Летиция улыбнулась Каролине:
— Это совершенно изумительное место, Дульцинея. Мы с Лоуренсом добирались туда по воде и всегда занимали лучшие места в ресторанах. Потягивали сидр и ели ветчину. Лоуренс заставлял меня доедать ее до конца, потому что все это стоило страшно дорого. Мы ужинали там несколько раз, любовались фейерверком, каскадом — самым чудесным из водопадов. И тут в один прекрасный вечер…
Каролина покачала головой:
— Нет, тетя Летиция. Не нужно рассказывать мне об этом, право, не нужно. — Летиция никогда не заходила так далеко в своих рассказах за все время их знакомства в Вудвере, поэтому ее утверждение насчет прояснения мозгов было отчасти справедливо. Но Каролина не хотела, чтобы она пускалась в воспоминания, которые могли ее расстроить. Кроме того, надо было что-то делать с одеждой, завернутой в покрывало. Бетт могла вернуться каждую минуту.
— Нет, нет, Дульцинея, — запротестовала Летиция, молитвенно складывая руки и теребя кончиками пальцев свои тонкие губы. — Я думаю, теперь самое время рассказать тебе обо всем.

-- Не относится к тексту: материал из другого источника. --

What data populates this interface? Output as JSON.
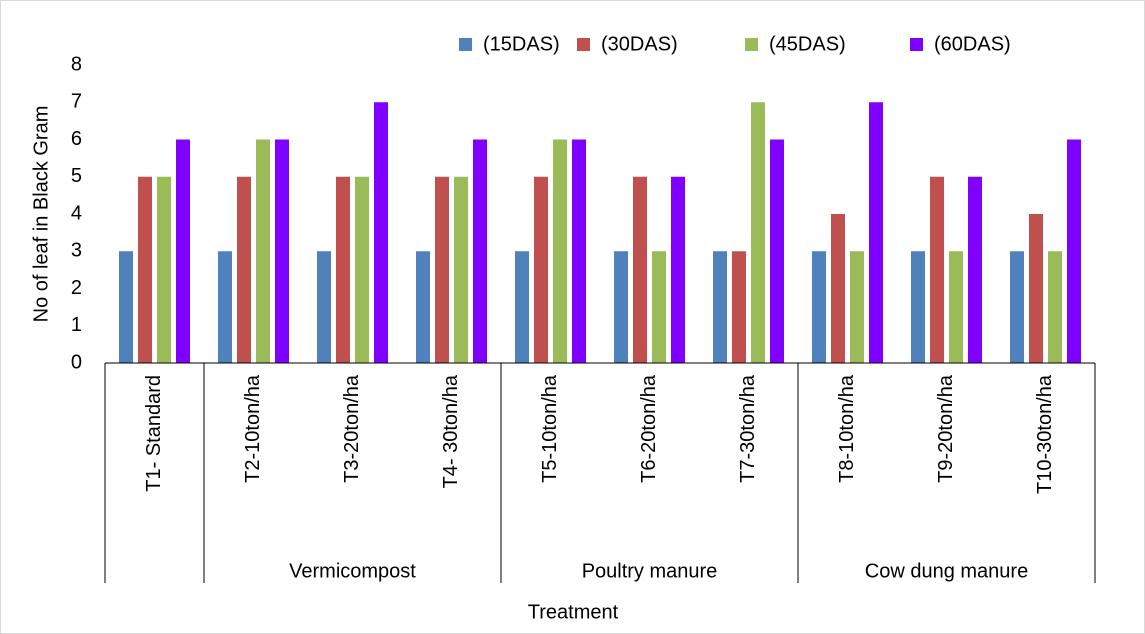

Ты стоишь на пороге своего первого выхода в свет, и я просто умру, если ты попадешь в беду только из-за того, что я не исполнила своего долга и не проинформировала тебя обо всех подводных камнях, подстерегающих в Лондоне юных невинных девушек.

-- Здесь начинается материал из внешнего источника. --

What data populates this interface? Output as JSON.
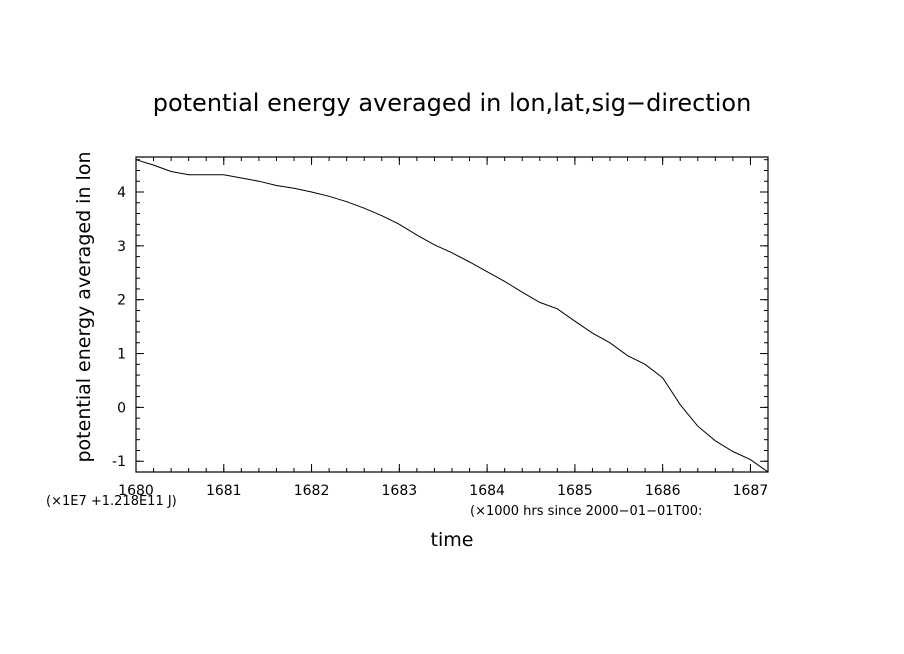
{
  "chart_data": {
    "type": "line",
    "title": "potential energy averaged in lon,lat,sig−direction",
    "xlabel": "time",
    "ylabel": "potential energy averaged in lon",
    "x_scale_note": "(×1000 hrs  since 2000−01−01T00:",
    "y_scale_note": "(×1E7 +1.218E11 J)",
    "xlim": [
      1680,
      1687.2
    ],
    "ylim": [
      -1.2,
      4.65
    ],
    "xticks": [
      1680,
      1681,
      1682,
      1683,
      1684,
      1685,
      1686,
      1687
    ],
    "yticks": [
      -1,
      0,
      1,
      2,
      3,
      4
    ],
    "grid": false,
    "series": [
      {
        "x": [
          1680.0,
          1680.2,
          1680.4,
          1680.6,
          1680.8,
          1681.0,
          1681.2,
          1681.4,
          1681.6,
          1681.8,
          1682.0,
          1682.2,
          1682.4,
          1682.6,
          1682.8,
          1683.0,
          1683.2,
          1683.4,
          1683.6,
          1683.8,
          1684.0,
          1684.2,
          1684.4,
          1684.6,
          1684.8,
          1685.0,
          1685.2,
          1685.4,
          1685.6,
          1685.8,
          1686.0,
          1686.2,
          1686.4,
          1686.6,
          1686.8,
          1687.0,
          1687.2
        ],
        "values": [
          4.6,
          4.5,
          4.38,
          4.32,
          4.32,
          4.32,
          4.26,
          4.2,
          4.12,
          4.07,
          4.0,
          3.92,
          3.82,
          3.7,
          3.56,
          3.4,
          3.2,
          3.02,
          2.87,
          2.7,
          2.52,
          2.34,
          2.14,
          1.95,
          1.83,
          1.6,
          1.38,
          1.2,
          0.96,
          0.8,
          0.55,
          0.05,
          -0.35,
          -0.62,
          -0.82,
          -0.97,
          -1.2
        ]
      }
    ]
  }
}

— Вряд ли меня можно назвать такой уж невинной, — пробормотала Каролина, и ее щеки запылали. Неужели она действительно позволила себе такие вольности? Мало того, она помогала Моргану, поощряла его. Как могло случиться, что она, Каролина Манди, разлеглась на одеяле, раздвинув ноги, выставив напоказ голые груди, как дешевая проститутка?
Боже милостивый, руки Моргана были повсюду, и она еще находила в этом удовольствие, прижималась к нему, чуть ли не умоляя его использовать ее так, как ему захочется. Она выставила наружу самые потаенные части своего тела, чтобы он мог их изучать, дразнить и ласкать своими бесстыдными пальцами.
Она вспомнила, как запрокинула голову назад, дыша неестественно часто и всеми фибрами своего существа испытывая голод, который нельзя было сравнить ни с чем из того, что она чувствовала раньше. И когда она прижимала его к себе, какое-то незнакомое томление склоняло ее к дальнейшим безрассудствам. Не имело значения, куда все это могло ее завести. И тогда случилось самое худшее — и самое лучшее: этот дикий всплеск, эти невероятные конвульсии, которые вознесли ее куда-то, но которых она не могла вынести и сдвинула ноги, чтобы остановить его пальцы, прекратить эти непроизвольные судороги, пока он не заставил ее умереть от наслаждения.